They’re rich. They’re spoiled. They’re Persian.
Which means Bravo’s latest reality endeavor, “The Shahs of Sunset,” has Iranian-Americans up in arms over the stereotypes they claim it perpetuates. So much so, in fact, that petitions are circulating in Iranian communities to have the show yanked off the air.
The program, which premiered on Sunday night, follows a group of six Persian-American socialites in Los Angeles as they navigate love and life with what seems like bottomless checking accounts.
They are the children of the Iranians who escaped their country after the 1979 Iranian Revolution ended the reign of the Shah Reza Pahlavi.
Several petitions to halt the show have been circulated around the Persian-American community. One of them, “Protest Shahs of Sunset,” encourages signers to “help the Persian community by signing this petition to end 'Shahs of Sunset' and other such racist, exploiting television programming.”
Another, which has collected 500 signatures on Change.org, argues that the show promotes racial stereotypes. One signer of that petition, Shepard Jacobson, commented: “The show wants to present caricatures of Iranian-Americans. This is not entertaining. Rather, it is racist and only encourages others who do not know Persians in our American society to feed into the worst kind of stereotype, rather than showing a new generation of ambitious yet hardworking Iranian-Americans.”

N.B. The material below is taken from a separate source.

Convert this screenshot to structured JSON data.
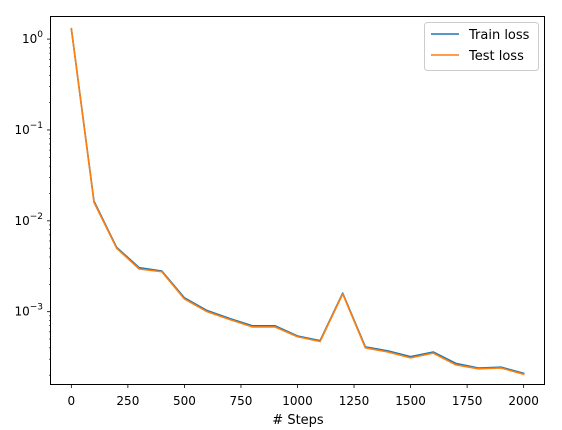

The show’s focus does seem to be on the characters' frivolous sides. Golnesa 'GG' Gharachedaghi, who is being heralded as the next Kim Kardashian, is a 30-year-old trust fund baby who uses her father’s credit card to buy designer clothing and vehemently argues on the first episode that she does not like “ugly people.”
"Charge it to my Daddy" is one of her favorite sayings, and could end up being the series' tagline.
During the first episode she also adds, 'I am 30 years old, and my only paycheck is from my Daddy.”
GG nearly comes to blows with fellow cast member Asa Soltan Rahmati when Asa accuses GG of wearing clothes bought at H&M.
It was comments and scenes like those that caused some viewers to take to Bravo’s official message board to complain about the show after it aired on Sunday night.
“Due to the current political climate between the United States and factions in the Middle East, I cannot see the benefit of this show,” wrote one viewer. “I think it is rather tasteless of you to show how the rich from the Middle East can settle here to continue their lives of opulence where there are still many who still struggle to continue with their daily lives, here and there.”
Another viewer commented that the show was insulting to the Persian-American community.
“It's a shame that the premise of this show is specifically geared as a representation of Persian culture. There's not an ounce of humility and even general human decency shown here. And quite frankly, it's embarrassing to watch. I could understand how this could stereotype people from this background in a real negative way. I found myself really disliking these people by the end of the show.”
Not everyone agrees. "Shahs" cast member Mike Shouhed, a 33-year-old former high roller in the Las Vegas real estate market who claims to be looking for a woman he can bring home to his mother, told Fox411 that all of the petition makers and the haters on the message boards are simply jealous.
“The only reason people are petitioning is that they are 100 percent jealous that they aren’t on the show. All we are doing is hanging out and being ourselves,” Shouhed said. “People are intrigued to learn more about our culture instead of automatically associating us with negative portrayals like terrorism. It humanizes us in a way."
Despite the pilot proving to be more “Jersey Shore” meets “The Real Housewives” than a PBS documentary on how Persians live their lives in the States, some Persian-American advocates agree with Shouhed that good can come out of the show.
“A lot of the Iranian-American community is upset because the show does hype up negative stereotypes. You see materialism and superficiality at its worst,” says Nomar Elmi, the director of community outreach for the National Iranian American Council in Washington, D.C. “But the silver lining for me is that it will get people talking. Usually we are depicted as terrorists from the axis of evil. At least this is another side to the community. It isn’t the most positive or accurate, but it will get the American public talking.”
A rep for Bravo didn't respond immediately to a request for comment.